Sunday 1 February 2015

Home is Where the Heart Lies


      Home: noun. Definition? Google dictionary defines it as a place where one lives permanently, but the more I move around, the more I realize that the literal definition for home could not be any further away from what a home is. Through the last five years I’ve moved to 6 different places that would fall under the definition of home- a place where I was permanently residing. And for times they all felt like home- they all had my bed and my books, my family and my pets and all of my belongings but there’s something about these places that just weren’t.... home. Home is not defined by where you live, but where your heart lives. There are cities I’ve never been to and people I’ve never met but I know my home lies in others, and my home lies in objects, and my home lies in places- my home does not lie where I do.

     The concept of a home is breezed over far too often, caused by man’s obsessive desire for more; more money. Man is a greedy species, we take and we take and we often forget to give, to appreciate, and to admire. I’ve met people who cannot appreciate, people who have everything- money, family, success, love, yet they cannot take the moment to realize that just because their boss yelled at them, or gas went up a few cents does not define how their life is. I’ve met these people who cannot bear to come to terms with the fact that their lives are ideal and joyful yet they cannot be joyful because they have so much misconception. Yet I’ve met people with nothing at all yet they are so fulfilled with their lives. A man on the streets with no money for food or clothes or to put a roof over his head can be the happiest of us all, because he is living for himself. I’ve seen a man who lives not for the government, not for his boss, not as a slave to himself but as a friend to himself. A man on the streets knows that his home is not in greed, but the universe itself.

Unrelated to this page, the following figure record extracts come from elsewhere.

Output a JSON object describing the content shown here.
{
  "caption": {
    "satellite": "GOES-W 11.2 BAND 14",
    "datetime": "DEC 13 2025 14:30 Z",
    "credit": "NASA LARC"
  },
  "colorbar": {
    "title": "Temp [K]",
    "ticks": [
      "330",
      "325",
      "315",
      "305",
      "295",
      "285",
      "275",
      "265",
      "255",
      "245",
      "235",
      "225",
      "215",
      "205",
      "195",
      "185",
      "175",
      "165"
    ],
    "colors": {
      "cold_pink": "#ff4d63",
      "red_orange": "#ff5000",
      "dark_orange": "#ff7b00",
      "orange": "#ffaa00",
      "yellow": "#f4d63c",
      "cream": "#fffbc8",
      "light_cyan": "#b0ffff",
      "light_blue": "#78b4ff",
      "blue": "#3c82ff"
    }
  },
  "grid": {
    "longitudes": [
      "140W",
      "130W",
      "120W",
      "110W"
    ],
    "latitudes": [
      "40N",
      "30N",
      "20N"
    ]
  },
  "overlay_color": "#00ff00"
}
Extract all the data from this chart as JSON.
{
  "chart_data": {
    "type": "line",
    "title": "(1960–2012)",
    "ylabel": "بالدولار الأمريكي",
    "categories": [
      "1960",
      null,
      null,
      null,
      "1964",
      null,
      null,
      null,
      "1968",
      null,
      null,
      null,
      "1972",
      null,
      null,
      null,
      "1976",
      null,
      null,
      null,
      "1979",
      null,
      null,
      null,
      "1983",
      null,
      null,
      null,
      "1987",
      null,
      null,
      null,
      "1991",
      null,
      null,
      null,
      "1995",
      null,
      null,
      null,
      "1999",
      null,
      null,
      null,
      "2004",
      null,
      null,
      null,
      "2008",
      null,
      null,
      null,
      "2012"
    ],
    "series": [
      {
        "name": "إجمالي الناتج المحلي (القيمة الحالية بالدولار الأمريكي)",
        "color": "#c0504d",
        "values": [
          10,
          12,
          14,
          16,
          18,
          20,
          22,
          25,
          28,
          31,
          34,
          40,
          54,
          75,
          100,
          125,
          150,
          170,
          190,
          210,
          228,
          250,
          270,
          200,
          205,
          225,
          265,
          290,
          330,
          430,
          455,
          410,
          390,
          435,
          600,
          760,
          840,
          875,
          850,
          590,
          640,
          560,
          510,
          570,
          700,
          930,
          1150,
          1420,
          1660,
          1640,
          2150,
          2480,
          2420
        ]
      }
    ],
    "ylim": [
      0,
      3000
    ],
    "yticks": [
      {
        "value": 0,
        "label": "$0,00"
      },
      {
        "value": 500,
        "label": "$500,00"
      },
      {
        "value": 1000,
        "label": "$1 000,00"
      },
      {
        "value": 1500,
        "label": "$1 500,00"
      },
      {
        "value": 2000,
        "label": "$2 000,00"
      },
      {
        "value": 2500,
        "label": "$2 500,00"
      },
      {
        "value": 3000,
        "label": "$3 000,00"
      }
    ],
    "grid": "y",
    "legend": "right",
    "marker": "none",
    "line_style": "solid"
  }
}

     I’ve met a girl who has found a home in art; by the way the paint strokes on a canvas and the scratch of a pencil on a pad. She finds comfort in it; she has confidence that when she places a brush or pencil or charcoal in her hand that she will do wondrous things with it. She has found a home within the colours on the canvas, and for her that is as good as any place to permanently reside.

     I envy these people because I’ve yet to find my home, reasonable enough though, considering most people never even search for theirs at all.  It’s an absurd idea really, and you may never realize that a home is not a building with your bed and your belongings- and you may enjoy your life full of longing and greed for things you can never fulfill. But if you understand that your home is all around, waiting to be found, I hope you have the courage to go look for it. Some people may find their home as life goes on without even trying to find it, some may find it in family- such as children or parents, cousins or siblings. For others it may be more complicated to find.  It may take years, you may have to travel to dozens of cities to eventually find it in a little coffee shop downtown Paris, or tiny boat docked in San Francisco. You may find home in the children in Africa or the villages in Haiti, you may find it in your university library, or the rain in England, or a ski lodge in Vermont. You might look for weeks or you may look for years but no matter what I hope you find it.

      Who knows how long it will take me to find my home, it could be anywhere. But for now, I’m perfectly happy with my houses, my permanent places of residence; where I can go “home” to my family and pets and bed and belongings. I’m comfortable with my school and my friends, my gym, my coffee shops and my malls. Because for now that’s all I know as home, and it’s a pretty good replacement to grow up in. And when I do find my home, I will always still have this moment.